Atomi di rame inseriti tra strati bidimensionali di seleniuro di germanio e solfuro di stagno. Questa la ricetta messa a punto dai fisici Srihari Kastuar e Chinedu Ekuma nei laboratori della Lehigh University, negli Stati Uniti, per dare una svecchiata alla prestazioni delle celle solari. Il duo di ricercatori ha così creato un nuovo materiale quantistico dalle interessanti proprietà fotovoltaiche. Impiegato come strato attivo in una cella prototipo, infatti, il nuovo materiale ha mostrato un assorbimento solare medio dell’80%, un alto tasso di generazione di portatori fotoeccitati e un’efficienza quantistica esterna (EQE) record del 190%. Secondo gli scienziati il risultato raggiunto supera di gran lunga il limite teorico di efficienza di Shockley-Queisser per i materiali a base di silicio e spinge il campo dei materiali quantistici per il fotovoltaico a nuovi livelli. 

leggi anche Fotovoltaico in perovskite, i punti quantici raggiungono un’efficienza record

L’efficienza quantistica esterna

Tocca fare una precisazione. L’efficienza quantistica esterna non va confusa con l’efficienza di conversione, il dato più celebre quando si parla di prestazioni solari. L’EQE rappresenta il rapporto tra il numero di elettroni che danno luogo a una corrente in un circuito esterno e il numero di fotoni incidenti ad una precisa lunghezza d’onda

Nelle celle solari tradizionali, l’EQE massimo è del 100%, tuttavia negli ultimi anni alcuni materiali e configurazioni avanzate hanno dimostrato la capacità di generare e raccogliere più di un elettrone da ogni fotone ad alta energia incidente, per un efficienza quantistica esterna superiore al 100%. Il risultato di Kastua e Ekuma, però, rappresenta un unicum nel settore.

Celle solari a banda intermedia

Per il loro lavoro due fisici sono partiti da un campo particolare della ricerca fotovoltaica. Parliamo delle celle solari a banda intermedia (IBSC – Intermediate Band Solar Cells), una tecnologia emergente che ha il potenziale per rivoluzionare la produzione di energia pulita. In questi sistemi la radiazione solare può eccitare i portatori dalla banda di valenza a quella di conduzione, oltre che direttamente, anche in maniera graduale. Come?  “Passando” per l’appunto attraverso stati di una banda intermedia, livelli energetici specifici posizionati all’interno della struttura elettronica di un materiale creato ad hoc. “Ciò consente a un singolo fotone di provocare generazioni multiple di eccitoni attraverso un processo di assorbimento in due fasi“, scrivono i due ricercatori sulla rivista Science Advances.

Nel nuovo materiale quantistico creato dagli scienziati della Lehigh University questi stati hanno livelli di energia all’interno dei gap di sottobanda ideali.
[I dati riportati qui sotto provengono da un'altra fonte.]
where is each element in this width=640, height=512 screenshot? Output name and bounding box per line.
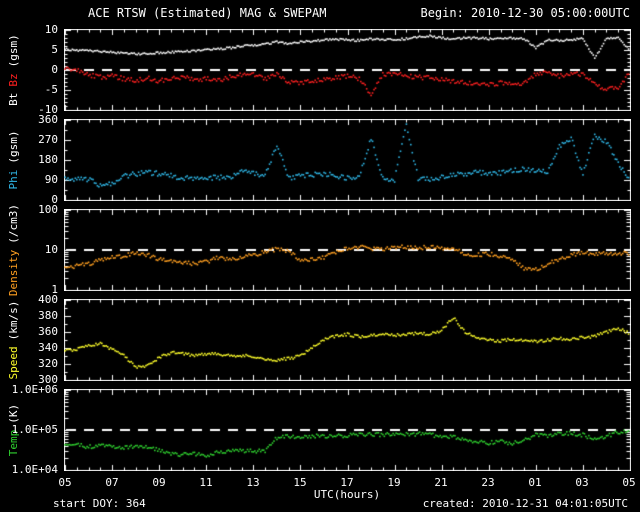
y-tick-label: 360 <box>38 113 58 126</box>
y-tick-label: 100 <box>38 203 58 216</box>
y-tick-label: 270 <box>38 133 58 146</box>
x-tick-label: 19 <box>387 476 401 489</box>
y-tick-label: 360 <box>38 325 58 338</box>
y-tick-label: 0 <box>51 193 58 206</box>
x-tick-label: 11 <box>199 476 213 489</box>
y-tick-label: 1.0E+04 <box>11 463 58 476</box>
phi-plot-canvas <box>64 119 631 201</box>
x-tick-label: 13 <box>246 476 260 489</box>
y-tick-label: 1 <box>51 283 58 296</box>
x-tick-label: 05 <box>58 476 72 489</box>
mag-plot-canvas <box>64 29 631 111</box>
y-tick-label: 180 <box>38 153 58 166</box>
temp-plot-canvas <box>64 389 631 471</box>
x-tick-label: 03 <box>575 476 589 489</box>
density-plot-canvas <box>64 209 631 291</box>
y-tick-label: 10 <box>44 23 58 36</box>
y-tick-label: 1.0E+05 <box>11 423 58 436</box>
x-tick-label: 05 <box>622 476 636 489</box>
y-tick-label: 90 <box>44 173 58 186</box>
x-tick-label: 23 <box>481 476 495 489</box>
x-tick-label: 15 <box>293 476 307 489</box>
created-timestamp: created: 2010-12-31 04:01:05UTC <box>422 497 628 510</box>
y-tick-label: 380 <box>38 309 58 322</box>
y-tick-label: 0 <box>51 63 58 76</box>
y-tick-label: 5 <box>51 43 58 56</box>
x-axis-title: UTC(hours) <box>313 488 381 501</box>
x-tick-label: 17 <box>340 476 354 489</box>
begin-timestamp: Begin: 2010-12-30 05:00:00UTC <box>420 6 630 20</box>
y-tick-label: -10 <box>38 103 58 116</box>
start-doy-text: start DOY: 364 <box>53 497 146 510</box>
y-tick-label: 320 <box>38 357 58 370</box>
temp-unit-label: (K) <box>7 403 20 424</box>
y-tick-label: 10 <box>44 243 58 256</box>
x-tick-label: 01 <box>528 476 542 489</box>
y-tick-label: 1.0E+06 <box>11 383 58 396</box>
y-tick-label: 340 <box>38 341 58 354</box>
x-tick-label: 21 <box>434 476 448 489</box>
plot-title: ACE RTSW (Estimated) MAG & SWEPAM <box>88 6 327 20</box>
y-tick-label: -5 <box>44 83 58 96</box>
speed-plot-canvas <box>64 299 631 381</box>
y-tick-label: 300 <box>38 373 58 386</box>
x-tick-label: 09 <box>152 476 166 489</box>
y-tick-label: 400 <box>38 293 58 306</box>
x-tick-label: 07 <box>105 476 119 489</box>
Una volta testato all’interno di una cella fotovoltaica prototipale il materiale ha mostrato di poter migliorare l’assorbimento e la generazione di portatori nella gamma dello spettro dal vicino infrarosso alla luce visibile. 

La rivoluzione dei materiali quantistici

Il duo ha sviluppato il nuovo materiale sfruttando i “gap di van der Waals”, spazi atomicamente piccoli tra materiali bidimensionali stratificati. Questi spazi possono confinare molecole o ioni e gli scienziati dei materiali li usano comunemente per inserire, o “intercalare”, altri elementi per ottimizzare le proprietà dei materiali. Per la precisione hanno inserito atomi di rame tra strati di seleniuro di germanio e solfuro di stagno. “Rappresenta un candidato promettente per lo sviluppo di celle solari ad alta efficienza di prossima generazione – ha sottolineato Ekuma – che svolgeranno un ruolo cruciale nell’affrontare il fabbisogno energetico globale“.